Russia will host the deputy foreign ministers of Turkey, Syria and Iran for a meeting next week, according to reports coming out of Ankara. This is an important meeting because it is yet another sign of Syria being drawn into the mix of ministerial meetings. Since 2016, Russia has been encouraging a process, named after Astana in Kazakhstan, that brings together Russia, Iran and Turkey for this purpose.
The Astana process was designed by Russia to exclude the United States. Moscow intervened in Syria in 2015 and has backed the Syrian regime ever since. Iran has been involved in the war-torn country for many years, backing the regime as well and moving weapons through Syria to Hezbollah.
After the US pulled back from its threats to attack Syria in 2013 over its use of chemical weapons, Russia stepped in to make sure the regime would survive. Today, the Syrian regime is thriving on new normalization in the Arab region, with recent visits to Oman and numerous hostings of diplomats from the Gulf.

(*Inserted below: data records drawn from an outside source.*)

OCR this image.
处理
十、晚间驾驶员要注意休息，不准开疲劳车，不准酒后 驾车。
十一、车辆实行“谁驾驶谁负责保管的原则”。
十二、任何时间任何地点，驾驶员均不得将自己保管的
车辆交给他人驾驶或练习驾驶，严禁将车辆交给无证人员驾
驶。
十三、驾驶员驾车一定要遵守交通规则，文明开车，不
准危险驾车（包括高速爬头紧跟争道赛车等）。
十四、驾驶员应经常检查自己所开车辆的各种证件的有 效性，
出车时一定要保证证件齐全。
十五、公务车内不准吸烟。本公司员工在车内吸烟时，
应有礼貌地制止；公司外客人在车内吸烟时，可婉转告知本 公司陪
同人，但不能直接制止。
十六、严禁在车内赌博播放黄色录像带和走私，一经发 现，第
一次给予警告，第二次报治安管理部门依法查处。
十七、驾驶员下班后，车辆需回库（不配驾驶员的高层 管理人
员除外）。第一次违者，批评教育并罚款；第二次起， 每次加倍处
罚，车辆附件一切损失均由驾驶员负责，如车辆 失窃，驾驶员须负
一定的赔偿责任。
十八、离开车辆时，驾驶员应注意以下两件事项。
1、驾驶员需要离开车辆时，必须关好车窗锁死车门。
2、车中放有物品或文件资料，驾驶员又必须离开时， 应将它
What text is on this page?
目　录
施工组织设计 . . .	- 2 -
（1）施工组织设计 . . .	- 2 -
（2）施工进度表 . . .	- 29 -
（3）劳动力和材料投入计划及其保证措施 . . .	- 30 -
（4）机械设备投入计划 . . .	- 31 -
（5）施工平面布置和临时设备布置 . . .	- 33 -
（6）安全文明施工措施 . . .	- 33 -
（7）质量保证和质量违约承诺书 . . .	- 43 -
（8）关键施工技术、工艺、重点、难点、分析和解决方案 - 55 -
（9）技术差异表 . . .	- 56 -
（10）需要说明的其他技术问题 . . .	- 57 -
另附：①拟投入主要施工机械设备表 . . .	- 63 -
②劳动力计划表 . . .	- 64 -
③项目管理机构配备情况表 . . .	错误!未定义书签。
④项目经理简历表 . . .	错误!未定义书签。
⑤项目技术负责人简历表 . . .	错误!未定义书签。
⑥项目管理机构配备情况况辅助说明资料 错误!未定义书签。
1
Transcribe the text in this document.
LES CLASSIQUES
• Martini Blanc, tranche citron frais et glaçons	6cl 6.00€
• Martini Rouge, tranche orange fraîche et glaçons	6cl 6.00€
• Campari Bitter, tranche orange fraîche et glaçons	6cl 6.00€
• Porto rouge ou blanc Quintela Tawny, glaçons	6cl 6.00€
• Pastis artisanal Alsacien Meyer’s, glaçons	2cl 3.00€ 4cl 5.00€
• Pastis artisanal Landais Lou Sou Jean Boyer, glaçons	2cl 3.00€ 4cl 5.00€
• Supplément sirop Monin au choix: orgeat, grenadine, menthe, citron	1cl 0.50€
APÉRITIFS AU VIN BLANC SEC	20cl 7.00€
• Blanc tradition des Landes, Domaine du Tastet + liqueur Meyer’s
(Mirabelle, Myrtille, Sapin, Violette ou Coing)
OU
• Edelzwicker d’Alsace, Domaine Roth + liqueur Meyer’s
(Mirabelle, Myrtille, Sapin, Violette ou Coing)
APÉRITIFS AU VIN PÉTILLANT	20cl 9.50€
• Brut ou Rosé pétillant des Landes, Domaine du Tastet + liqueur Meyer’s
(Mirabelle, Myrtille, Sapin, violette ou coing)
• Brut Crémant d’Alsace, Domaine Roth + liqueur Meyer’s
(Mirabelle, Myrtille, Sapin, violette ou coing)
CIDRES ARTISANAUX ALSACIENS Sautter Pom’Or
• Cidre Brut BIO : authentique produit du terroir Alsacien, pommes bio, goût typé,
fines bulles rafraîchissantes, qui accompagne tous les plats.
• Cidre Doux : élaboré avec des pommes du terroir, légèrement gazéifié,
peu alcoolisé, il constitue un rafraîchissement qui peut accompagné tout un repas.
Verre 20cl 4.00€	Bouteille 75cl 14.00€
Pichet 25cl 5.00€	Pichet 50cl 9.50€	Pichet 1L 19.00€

Russia’s goal now is to raise the profile of the Syrian regime with hopes that this can lead to a Turkish reconciliation with Damascus. Turkey has backed Syrian rebel groups over the course of the Syrian civil war. In recent years, it has sought to use those groups as proxies to fight Kurdish groups in Syria.
The US plays a key role in Syria as well, backing the Syrian Democratic Forces (SDF). Russia’s goal is to make sure the US loses out in Syria – and hopes that Iran and Turkey will help it in that process. The Syrian meeting also comes as Russia has increased its attacks in Ukraine.
Turkey hosts Iran's foreign minister
Turkey also recently hosted Iranian Foreign Minister Hossein Amir-Abdollahian. According to a report from Al-Arabiya, “[Turkish Foreign Affairs Minister Mavlut] Cavusoglu said Abdollahian wanted to join the talks between Turkey, Syria and Russia, and Turkey happily agreed.”
Turkey stands in opposition to the American role in Syria and recently summoned US Ambassador to Turkey Jeff Flake to reprimand the US for a visit by Chairman of the Joint Chiefs of Staff Gen. Mark Milley to eastern Syria.
“Astana is the only surviving format [to address] Syria. We are planning a meeting between the four foreign ministers,” Cavusoglu told a joint news conference with Amir-Abdollahian. This means that Turkey and Iran are interested in working more closely with Russia. Meanwhile, Turkey is heading to elections in May and has suffered a massive earthquake, so it is not clear if Ankara will change its Syria policy before then.
It remains to be seen if the meeting with Russia will increase ties between Syria’s regime and Turkey. Recently, Iran and the Syrian regime slammed Israel for what they claimed was an airstrike on Aleppo Airport.
Turkey and Israel have begun to reconcile relations in the last year. However, regarding Syria, it is not entirely clear how Turkey wants to work with Russia and Iran on issues and whether Ankara will change its Syria policy.